There is finally something you can do with all those teardrops dripping from your cheeks. When life gives you lemons, make lemonade. Many progressives have found refuge from a cruel hostile world by participating in afternoon craft time within safe confines of the mental institution known as the Democrat Party.
https://www.facebook.com/PatriotPost/photos/fpp.51560645913/10155456661515914/?type=3&theater
Posted by: Bill Tozer | 06 March 2018 at 08:26 PM
re: GeorgeR@4:42
I was a bit bored (well, really bored) and thought it would be fun to cast around for important papers written by the great minds of our times.
Here's one I rather like. Melissa Click's (the crazy harridan at U of Missouri who is the 'triggered' poster girl) dissertation.

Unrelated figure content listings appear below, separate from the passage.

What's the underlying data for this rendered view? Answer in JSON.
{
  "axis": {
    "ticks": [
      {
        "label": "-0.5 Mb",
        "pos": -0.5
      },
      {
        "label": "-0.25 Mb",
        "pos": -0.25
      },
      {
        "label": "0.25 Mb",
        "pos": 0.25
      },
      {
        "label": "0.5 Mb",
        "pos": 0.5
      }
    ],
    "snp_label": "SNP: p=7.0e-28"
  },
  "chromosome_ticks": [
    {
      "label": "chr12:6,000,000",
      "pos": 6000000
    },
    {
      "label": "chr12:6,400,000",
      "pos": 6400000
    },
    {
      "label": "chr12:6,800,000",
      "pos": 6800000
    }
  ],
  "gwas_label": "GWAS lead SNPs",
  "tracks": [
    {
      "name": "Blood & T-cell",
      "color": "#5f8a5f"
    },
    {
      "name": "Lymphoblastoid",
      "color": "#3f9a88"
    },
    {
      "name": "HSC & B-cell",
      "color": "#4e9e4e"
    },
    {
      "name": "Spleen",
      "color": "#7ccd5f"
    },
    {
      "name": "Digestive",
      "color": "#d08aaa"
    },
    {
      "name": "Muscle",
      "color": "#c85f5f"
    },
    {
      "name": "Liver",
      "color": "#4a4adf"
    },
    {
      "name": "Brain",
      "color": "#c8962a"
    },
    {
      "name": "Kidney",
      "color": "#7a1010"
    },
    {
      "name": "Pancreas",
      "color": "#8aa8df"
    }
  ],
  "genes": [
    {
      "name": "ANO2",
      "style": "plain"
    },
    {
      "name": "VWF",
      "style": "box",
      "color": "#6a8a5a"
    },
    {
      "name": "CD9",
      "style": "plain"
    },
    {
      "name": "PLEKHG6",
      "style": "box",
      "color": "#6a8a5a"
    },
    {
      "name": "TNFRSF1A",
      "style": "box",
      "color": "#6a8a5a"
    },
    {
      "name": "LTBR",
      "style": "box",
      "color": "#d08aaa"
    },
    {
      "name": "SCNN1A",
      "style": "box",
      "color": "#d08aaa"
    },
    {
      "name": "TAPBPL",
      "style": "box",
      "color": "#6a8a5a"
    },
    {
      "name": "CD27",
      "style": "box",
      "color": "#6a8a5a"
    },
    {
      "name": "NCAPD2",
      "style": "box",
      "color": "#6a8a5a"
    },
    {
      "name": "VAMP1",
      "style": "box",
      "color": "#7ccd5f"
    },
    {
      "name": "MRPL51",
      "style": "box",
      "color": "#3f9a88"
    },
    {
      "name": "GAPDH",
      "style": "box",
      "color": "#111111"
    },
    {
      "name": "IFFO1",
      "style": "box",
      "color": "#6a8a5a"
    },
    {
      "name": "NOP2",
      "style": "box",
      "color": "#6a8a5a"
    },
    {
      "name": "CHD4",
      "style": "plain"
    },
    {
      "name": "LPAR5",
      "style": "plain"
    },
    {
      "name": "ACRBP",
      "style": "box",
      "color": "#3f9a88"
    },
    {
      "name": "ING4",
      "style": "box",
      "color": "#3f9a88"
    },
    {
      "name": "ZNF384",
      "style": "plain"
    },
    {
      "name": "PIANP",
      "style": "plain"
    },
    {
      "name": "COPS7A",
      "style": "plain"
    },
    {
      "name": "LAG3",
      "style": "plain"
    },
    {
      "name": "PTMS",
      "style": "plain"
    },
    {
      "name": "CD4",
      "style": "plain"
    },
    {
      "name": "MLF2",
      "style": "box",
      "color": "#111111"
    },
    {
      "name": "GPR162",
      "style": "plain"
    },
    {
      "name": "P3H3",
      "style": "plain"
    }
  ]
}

It’S ‘A Good Thing’: The Commodification Of
Femininity, Affluence, And Whiteness In The
Martha Stewart Phenomenon
https://scholarworks.umass.edu/cgi/viewcontent.cgi?article=1041&context=dissertations_1
You do have to wonder at what time a PhD becomes essentially valueless. Perhaps there's a form of Gresham's Law at work here.
Posted by: Scenes | 06 March 2018 at 09:50 PM
Trump needs to tune up his tariff policy. Aluminum primary manufacture requires much electricity. Aluminum scrap processing requires 10% of the electricity. As the planet’s largest consumer of resources we end up with most of the world’s processed aluminum. It is a no brainer to let other countries mine and refine the ore and for the US to simply recycle the scrap.
Trump fears the wrath of China and Russia but they should be the ones hit with the tariffs.
It will take too long to get new nuclear power plants online here.
Check out the list of smelters around the world. Many are located in ‘friendly’ countries.
Note that a couple of foreign smelters are operated by Alcoa.
https://en.m.wikipedia.org/wiki/List_of_aluminium_smelters
Posted by: Xeno | 07 March 2018 at 07:00 AM
Let me never fall into the vulgar mistake of dreaming that I am persecuted whenever I am contradicted.———Ralph Waldo Emerson
——Ok, more on Christina Hoff Summer’s attempted talk to law students at Lewis and Clark College.
Social justice warriors masquerading as law school students proved themselves to be ignorant and intolerant—-Nicole Russel 3/7/2018
“True fascists are people like Adolf Hitler and Benito Mussolini, who infamously branded themselves fascists with movements that executed millions of innocent people, all in the name of power. Protesting third-wave feminism, balking at a so-called pay-gap, cautioning the #MeToo movement could go too far, and sounding an alarm over the war on boys do not make Sommers anything close to a fascist.”
Money quote:
“The reaction to Sommers’ speech shows the danger of progressive thought-policing. Rather than listen to Sommers’ arguments to see if she indeed did espouse fascist views of any kind, a small group of protestors proved they could no more handle the idea of disagreement, than actual debate.” From the Federalist.
Posted by: Bill Tozer | 07 March 2018 at 07:10 AM
Women opting out of STEM programs for the more caring social justice degrees.
Hmmm. Maybe the Google guy (James Demore) who got fired for writing the controversial memo on gender differences was on to something.
——
Published in the new issue of the journal Engineering Studies, Rulifson and Bielefeldt’s new study similarly concludes that “engineering should include concern for people, communities, and societal welfare at the heart of the profession.”
Women in engineering are more motivated by helping others, and engineering education needs to provide more examples of engineering as a helping profession,” the professors wrote.
https://pjmedia.com/trending/study-women-now-leaving-stem-fields-pursue-social-justice-degrees/
Posted by: Bill Tozer | 07 March 2018 at 06:45 PM
George
Is it not true that both of our family histories incorporate what might be today interpreted as "chain migration"? Yours with your intact family from Estonia nad mine with my Grandfather from Greece arriving four years before my Grandmother and their daughter who joined him after he established a home for them.